Degrees in the Past

Ultimately, to change the media industries, we've got to change our universities.

For the past year, I’ve been taking a professional sabbatical. After 12 years of consulting full-time about new media with news industry executives, I accepted a one-year assignment to teach graduate school courses about new media business and experimental new media.

The reason I accepted the teaching assignment was certainly not for the money but because the majority of media company executives I’ve encountered during the past 12 years seemed incapable of grasping the fundamental changes underway in media. Even the newer ones, fresh out of school, seemed largely incapable of dealing with the changes underway. I wanted to travel upstream in their career path to see what could be done to train a new generation of media executives capable of comprehending and leading the future.

I expected to find university media school faculties to be full of people who want to upgrade their curricula for the 21st century; professors who needed some consulting help, much as media executives do. I expected to find university students who were avid users of new media and were confident of their mastery of those technologies.

What I found were faculties resistant to change and students whose insights and mastery of new media were being eroded by the authoritative resistance to change of so many professors.

It’s no secret where I’ve been teaching, and I’m not disparaging my school’s entire faculty. Perhaps a quarter of them are ardently trying to update media curricula to the 21st century.

But another quarter of the faculty is just as ardently trying to prevent any change. They’re obstructionists because they either deny things are changing (for example, one still thinks the Internet is a fad that will disappear) or they’ve grown too comfortable teaching the same curricula year after year for 20 or more years. They are tenured and so can’t be fired, and the doctrine of academic freedom allows them to teach whatever they see fit.

Meanwhile, the remaining half of the faculty would like to change and be up to date, but they resist taking steps to change, mainly because they don’t have the new skills and fear losing face before students or peers. Add those obstructionists to their number, and even basic changes can be voted down.

I initially suspected that most of the elder professors would be obstructionists, but I was surprised to find age isn’t that much of a factor. Although the youngest professors are for change, so are a great many of the oldest. It’s those aged in between who are most obstructive, those who worked in the media industries during the 1990s before entering academia.

During full-time consulting, I found that same obstructionist demographic to be true. The eldest in the media industries were often the most open to change, perhaps because they had a greater perspective than their peers. Executives in their 30s and 40s were most resistant to change. They wanted to continue doing what they’d learned in their 20s, what they’d mastered then, even if times had already changed.

Also, I’d initially suspected that the professors whose specialties were most affected by the Internet would be those most amenable to any change. I discovered otherwise. Although their department heads are avid for change, the majority of professors in the newspaper, magazine, and broadcast curricula are resistant or passively resistant.

Incoming students who are avid users of new media and confident of their mastery of those technologies have their confidence eroded by obstructionist professors who commandingly tell them new media skills aren’t important; that learning new technologies isn’t as important as learning the old theories and concepts, outdated concepts such as mass media theory, media companies as the gatekeepers of information, media companies as the agenda setters for communities, or that “content is king” (despite our living in digital republics).

I’ve lectured at dozens of media schools and I know that mine, despite what I’ve written here, is more progressive than most. However, I’ve discovered that the more prestigious the school, the more resistant it can be to change. Smaller, less prestigious schools adapt more quickly.

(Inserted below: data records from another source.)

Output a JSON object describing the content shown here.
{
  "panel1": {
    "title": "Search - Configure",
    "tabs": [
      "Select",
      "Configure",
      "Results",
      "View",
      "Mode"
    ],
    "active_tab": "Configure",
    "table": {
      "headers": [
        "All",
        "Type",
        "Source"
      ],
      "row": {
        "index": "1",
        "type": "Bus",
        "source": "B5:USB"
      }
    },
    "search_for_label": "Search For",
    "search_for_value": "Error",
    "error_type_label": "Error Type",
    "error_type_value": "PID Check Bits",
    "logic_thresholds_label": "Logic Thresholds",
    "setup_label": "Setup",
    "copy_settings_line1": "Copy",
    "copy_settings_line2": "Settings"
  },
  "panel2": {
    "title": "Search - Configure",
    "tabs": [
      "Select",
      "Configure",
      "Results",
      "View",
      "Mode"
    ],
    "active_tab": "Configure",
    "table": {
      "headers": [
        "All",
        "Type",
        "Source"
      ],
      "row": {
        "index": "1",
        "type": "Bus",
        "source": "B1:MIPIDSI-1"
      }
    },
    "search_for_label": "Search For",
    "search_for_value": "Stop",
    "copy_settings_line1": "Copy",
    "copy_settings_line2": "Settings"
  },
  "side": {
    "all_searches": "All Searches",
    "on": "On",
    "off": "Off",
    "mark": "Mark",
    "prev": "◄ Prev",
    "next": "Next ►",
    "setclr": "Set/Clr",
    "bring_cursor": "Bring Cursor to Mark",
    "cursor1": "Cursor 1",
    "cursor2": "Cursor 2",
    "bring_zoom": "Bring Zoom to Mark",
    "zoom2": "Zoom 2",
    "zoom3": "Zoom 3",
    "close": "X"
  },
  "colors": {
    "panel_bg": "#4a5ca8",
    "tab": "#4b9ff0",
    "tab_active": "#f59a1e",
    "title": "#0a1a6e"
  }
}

I’ve also discovered that media academics follow, rather than lead, their industries. Though schools of medicine, law, or engineering lead their industries, developing the new techniques and doctrines their industries use, this isn’t so with media and media schools. I realize that there are exceptions, but most schools of media still inculcate students to hew to the past, rather than sow the present or future.

Ultimately, to change our media industries, we’ve got to change what media schools teach.